Secara hukum, babirusa telah mendapatkan perlindungan penuh di Indonesia sejak tahun 1931. Spesies ini juga terdaftar dalam Appendix I CITES sejak tahun 1982, meskipun perdagangan internasional tidak dianggap sebagai isu besar selama beberapa tahun terakhir.
Di Pulau Buru, terdapat dua kawasan lindung yang tersisa, yaitu Gunung Kelpat Muda (1380 km²) dan Waeapo (50 km²), serta satu kawasan di Pulau Taliabu (700 km²).
Keberadaan Gunung Kelpat Muda memiliki keuntungan tambahan, yaitu diakui sebagai wilayah perlindungan berdasarkan adat setempat.

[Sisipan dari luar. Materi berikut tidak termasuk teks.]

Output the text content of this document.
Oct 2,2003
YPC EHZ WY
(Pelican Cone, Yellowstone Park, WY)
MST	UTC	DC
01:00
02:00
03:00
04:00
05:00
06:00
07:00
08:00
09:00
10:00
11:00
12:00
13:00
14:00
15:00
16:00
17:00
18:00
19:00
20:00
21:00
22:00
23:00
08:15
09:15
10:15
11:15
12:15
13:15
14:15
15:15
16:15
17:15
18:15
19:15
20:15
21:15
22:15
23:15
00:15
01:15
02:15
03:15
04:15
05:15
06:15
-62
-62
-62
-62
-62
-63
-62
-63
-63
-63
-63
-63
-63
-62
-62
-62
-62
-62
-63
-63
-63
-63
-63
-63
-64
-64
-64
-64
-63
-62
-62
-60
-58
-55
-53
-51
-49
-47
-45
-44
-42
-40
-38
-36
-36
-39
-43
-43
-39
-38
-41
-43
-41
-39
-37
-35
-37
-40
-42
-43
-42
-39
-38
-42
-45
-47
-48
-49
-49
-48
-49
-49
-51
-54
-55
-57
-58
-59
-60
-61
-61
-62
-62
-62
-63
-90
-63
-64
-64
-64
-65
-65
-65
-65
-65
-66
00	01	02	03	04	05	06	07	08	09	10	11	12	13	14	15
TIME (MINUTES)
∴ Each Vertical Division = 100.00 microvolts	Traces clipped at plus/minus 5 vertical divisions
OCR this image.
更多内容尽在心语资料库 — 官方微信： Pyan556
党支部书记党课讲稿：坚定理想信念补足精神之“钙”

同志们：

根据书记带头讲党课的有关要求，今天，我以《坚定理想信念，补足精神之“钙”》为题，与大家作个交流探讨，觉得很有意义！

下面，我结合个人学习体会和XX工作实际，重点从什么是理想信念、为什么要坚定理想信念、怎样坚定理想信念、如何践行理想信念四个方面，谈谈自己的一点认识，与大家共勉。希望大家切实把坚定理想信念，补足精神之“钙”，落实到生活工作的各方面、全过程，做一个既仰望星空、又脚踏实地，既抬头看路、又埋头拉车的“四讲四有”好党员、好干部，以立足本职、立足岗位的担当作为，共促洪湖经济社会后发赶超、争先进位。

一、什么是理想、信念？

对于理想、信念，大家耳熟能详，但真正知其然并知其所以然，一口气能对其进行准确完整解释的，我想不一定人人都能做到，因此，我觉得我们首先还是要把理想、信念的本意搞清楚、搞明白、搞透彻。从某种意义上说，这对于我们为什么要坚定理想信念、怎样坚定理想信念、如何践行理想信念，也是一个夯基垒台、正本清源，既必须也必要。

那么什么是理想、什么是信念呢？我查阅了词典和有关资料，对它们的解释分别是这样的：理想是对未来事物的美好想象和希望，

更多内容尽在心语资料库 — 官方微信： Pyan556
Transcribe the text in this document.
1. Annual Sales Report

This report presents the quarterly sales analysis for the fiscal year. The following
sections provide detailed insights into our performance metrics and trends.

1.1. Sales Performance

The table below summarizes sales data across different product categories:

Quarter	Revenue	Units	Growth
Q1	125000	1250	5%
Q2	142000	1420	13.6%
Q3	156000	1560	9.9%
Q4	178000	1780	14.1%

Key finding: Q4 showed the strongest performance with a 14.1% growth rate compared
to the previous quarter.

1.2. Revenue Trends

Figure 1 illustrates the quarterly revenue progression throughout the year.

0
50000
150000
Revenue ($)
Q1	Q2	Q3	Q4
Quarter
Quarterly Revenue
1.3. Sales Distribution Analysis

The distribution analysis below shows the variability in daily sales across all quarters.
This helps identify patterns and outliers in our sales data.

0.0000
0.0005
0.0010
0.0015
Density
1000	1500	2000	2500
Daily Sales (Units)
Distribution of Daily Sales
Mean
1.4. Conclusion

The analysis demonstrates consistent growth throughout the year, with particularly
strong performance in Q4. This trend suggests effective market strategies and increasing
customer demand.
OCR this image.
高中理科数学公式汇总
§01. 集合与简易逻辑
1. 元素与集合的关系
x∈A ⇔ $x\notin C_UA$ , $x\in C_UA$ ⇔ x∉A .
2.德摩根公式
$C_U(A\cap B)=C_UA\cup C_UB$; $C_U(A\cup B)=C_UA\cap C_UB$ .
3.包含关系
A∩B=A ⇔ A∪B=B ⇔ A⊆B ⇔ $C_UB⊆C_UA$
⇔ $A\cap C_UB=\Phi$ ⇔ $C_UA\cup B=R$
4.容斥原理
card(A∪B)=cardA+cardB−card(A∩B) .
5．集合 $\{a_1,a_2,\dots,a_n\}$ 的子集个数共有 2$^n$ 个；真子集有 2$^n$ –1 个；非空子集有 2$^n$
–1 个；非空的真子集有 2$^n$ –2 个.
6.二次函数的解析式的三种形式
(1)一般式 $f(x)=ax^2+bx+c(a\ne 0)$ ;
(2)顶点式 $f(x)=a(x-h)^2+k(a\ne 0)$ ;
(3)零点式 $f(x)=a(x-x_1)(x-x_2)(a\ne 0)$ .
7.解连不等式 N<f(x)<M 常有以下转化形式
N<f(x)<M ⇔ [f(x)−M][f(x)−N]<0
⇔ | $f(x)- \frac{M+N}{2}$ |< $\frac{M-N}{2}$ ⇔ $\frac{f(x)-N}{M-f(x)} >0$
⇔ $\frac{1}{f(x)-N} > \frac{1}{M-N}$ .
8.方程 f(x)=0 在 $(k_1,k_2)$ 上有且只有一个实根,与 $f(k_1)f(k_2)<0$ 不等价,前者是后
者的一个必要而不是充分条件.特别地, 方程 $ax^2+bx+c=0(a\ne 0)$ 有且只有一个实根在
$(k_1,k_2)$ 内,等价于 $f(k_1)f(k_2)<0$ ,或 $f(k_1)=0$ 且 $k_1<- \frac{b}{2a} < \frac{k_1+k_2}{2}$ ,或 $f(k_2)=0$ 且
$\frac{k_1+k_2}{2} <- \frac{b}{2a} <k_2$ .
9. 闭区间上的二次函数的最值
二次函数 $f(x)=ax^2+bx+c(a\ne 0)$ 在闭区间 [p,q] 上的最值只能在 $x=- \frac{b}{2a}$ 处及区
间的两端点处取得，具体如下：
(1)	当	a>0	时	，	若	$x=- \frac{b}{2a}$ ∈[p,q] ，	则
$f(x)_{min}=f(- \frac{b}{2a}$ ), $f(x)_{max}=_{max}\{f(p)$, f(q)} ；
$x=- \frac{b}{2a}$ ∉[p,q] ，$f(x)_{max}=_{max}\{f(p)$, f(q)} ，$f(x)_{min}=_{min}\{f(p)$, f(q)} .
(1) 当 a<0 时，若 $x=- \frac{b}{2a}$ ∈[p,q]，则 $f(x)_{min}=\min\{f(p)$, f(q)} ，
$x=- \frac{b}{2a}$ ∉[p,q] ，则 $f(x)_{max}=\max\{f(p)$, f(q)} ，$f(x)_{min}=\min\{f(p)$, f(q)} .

Namun, operasi penebangan komersial skala besar tetap menjadi ancaman utama bagi spesies ini. Meskipun ancaman terhadap hutan hujan Buru saat ini relatif rendah dan prospek konservasi tampak stabil, babirusa tetap rentan.
Mereka masih diburu untuk daging di beberapa wilayah oleh masyarakat desa non-Muslim lokal. Oleh karena itu, upaya konservasi yang terintegrasi dan berkelanjutan sangat diperlukan untuk melindungi babirusa dan habitatnya.